Saturday, January 25, 2020

Parashat Va'era 2020

Parashat Va'era


This portion begins with the second part of the coercion of Moshe to be the leader of the Jewish people.  God speaks to Moshe about the promised redemption reaffirms the covenant established with Abraham, Isaac, and Jacob.  Moshe, an 80 year old, was thrust into the role by a direct connection to God. Many years earlier his innate sense of justice would not allow the mistreatment of others.  After he killed an Egyptian, Moshe was forced to flee to Midian, where he became a shepherd, married, and raised a family.  Without being called by God, Moshe would have been a happy shepherd living with his family.  God promised the redemption of the Hebrew slaves and appeals to Moshe to act as sense of duty to his ancestors.

Often today we complain about the lack of leadership.  My messages about management are supposed to point the reader to understand better ways of dealing with management, leadership, and organizations.  We need to search for people of knowledge, wisdom, tenacity, determination, and most importantly high moral values (in words and action) to lead us.  Leader must be willing to take a chance on the finding the greater good, not just follow the current survey or political poll. 

God refuted every excuse the Moshe could offer.  He said leadership was for a younger person.  Moshe was invigorated and was taught how to become Moshe Rabbeinu (our teacher). The story of how he learned the role is not found in the narrative of the Torah.  With God and the people behind him perhaps the road to redemption would be smooth sailing?  It wasn't.  God had to visit plagues on the Egyptians.  Six of the plagues are in this Torah portion.
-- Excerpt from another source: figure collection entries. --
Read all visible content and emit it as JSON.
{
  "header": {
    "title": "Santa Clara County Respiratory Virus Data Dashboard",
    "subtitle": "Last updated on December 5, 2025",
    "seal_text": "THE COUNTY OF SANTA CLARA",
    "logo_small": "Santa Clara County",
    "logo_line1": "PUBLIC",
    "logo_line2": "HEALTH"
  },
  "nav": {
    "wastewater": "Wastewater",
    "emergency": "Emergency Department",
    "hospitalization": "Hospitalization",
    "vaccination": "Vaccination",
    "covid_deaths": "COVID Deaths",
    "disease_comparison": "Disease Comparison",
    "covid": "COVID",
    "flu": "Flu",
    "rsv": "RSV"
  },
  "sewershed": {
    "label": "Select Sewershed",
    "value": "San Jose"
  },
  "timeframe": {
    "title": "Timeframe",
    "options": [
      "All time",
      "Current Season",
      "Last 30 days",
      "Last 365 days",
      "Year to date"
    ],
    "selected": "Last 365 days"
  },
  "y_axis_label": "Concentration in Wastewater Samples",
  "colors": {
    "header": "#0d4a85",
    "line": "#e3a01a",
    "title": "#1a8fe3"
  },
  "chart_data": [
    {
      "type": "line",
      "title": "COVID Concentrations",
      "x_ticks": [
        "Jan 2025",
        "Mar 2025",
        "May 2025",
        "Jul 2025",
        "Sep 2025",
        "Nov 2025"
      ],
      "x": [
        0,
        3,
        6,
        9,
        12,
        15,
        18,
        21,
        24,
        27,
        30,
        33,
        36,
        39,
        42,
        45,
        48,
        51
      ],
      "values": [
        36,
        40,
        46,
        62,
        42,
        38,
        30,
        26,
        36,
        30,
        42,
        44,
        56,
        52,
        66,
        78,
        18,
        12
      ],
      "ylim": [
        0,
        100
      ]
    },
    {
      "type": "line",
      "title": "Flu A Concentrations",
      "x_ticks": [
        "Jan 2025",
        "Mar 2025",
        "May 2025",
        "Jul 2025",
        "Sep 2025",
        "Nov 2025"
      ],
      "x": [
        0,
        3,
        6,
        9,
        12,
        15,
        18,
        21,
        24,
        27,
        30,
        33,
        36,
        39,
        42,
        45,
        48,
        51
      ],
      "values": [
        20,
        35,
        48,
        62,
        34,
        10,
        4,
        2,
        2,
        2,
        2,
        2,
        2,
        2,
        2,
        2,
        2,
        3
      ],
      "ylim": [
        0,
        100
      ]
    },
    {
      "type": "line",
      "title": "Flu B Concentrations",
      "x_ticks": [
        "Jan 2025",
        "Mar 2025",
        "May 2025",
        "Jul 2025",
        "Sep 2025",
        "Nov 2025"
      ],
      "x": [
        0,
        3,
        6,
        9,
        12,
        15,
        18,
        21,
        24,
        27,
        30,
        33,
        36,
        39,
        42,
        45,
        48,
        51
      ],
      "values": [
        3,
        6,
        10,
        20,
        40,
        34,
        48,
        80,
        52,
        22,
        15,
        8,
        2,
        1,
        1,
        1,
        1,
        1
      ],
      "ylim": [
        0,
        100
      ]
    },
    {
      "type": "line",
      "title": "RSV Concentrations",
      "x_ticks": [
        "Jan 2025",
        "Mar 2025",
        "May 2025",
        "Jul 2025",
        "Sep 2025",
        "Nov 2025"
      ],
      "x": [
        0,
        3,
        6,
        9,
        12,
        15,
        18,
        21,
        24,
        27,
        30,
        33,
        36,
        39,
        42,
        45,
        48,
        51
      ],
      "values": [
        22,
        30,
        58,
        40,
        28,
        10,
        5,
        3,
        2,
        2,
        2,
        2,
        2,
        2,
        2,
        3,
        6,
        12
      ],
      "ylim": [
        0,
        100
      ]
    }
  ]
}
The business lesson is that we have to follow the model of Moshe.  He was modest and one of the people.  He didn't want be the leader or the great teacher.  This reminds me of former President Dwight Eisenhower.  He went from being a colonel to supreme allied commander of the European theater during World War II in less than 3.5 years.  He was not the top student at West Point.  He did attract the attention of General George Marshall.  General Marshall kept a black book with the names of promising officers who were dependable and possessed strong skills in logistical and strategic thinking. Eisenhower and his mentors Fox Conner and Marshal were able to think out of the narrow silo day-to-day army life.

God recognized Moshe's inner psyche, intelligence, and talents and thrust into leadership.  Moshe was able to think strategically beyond daily like.  We are limited in out analysis of his personality because the Torah is not a personal diary. We see the results as Moshe went before Pharaoh to plead the case of the Hebrews. After the Exodus he became the great teacher, who learned from God directly and interpreted the Torah and Divine law.  We, like Moshe, can challenge, question, and even argue with God, our leaders, and teachers.  We have to learn the lesson and think strategically beyond today.  Ultimately, we must accept our mission to bring truth, justice, and righteousness into the world.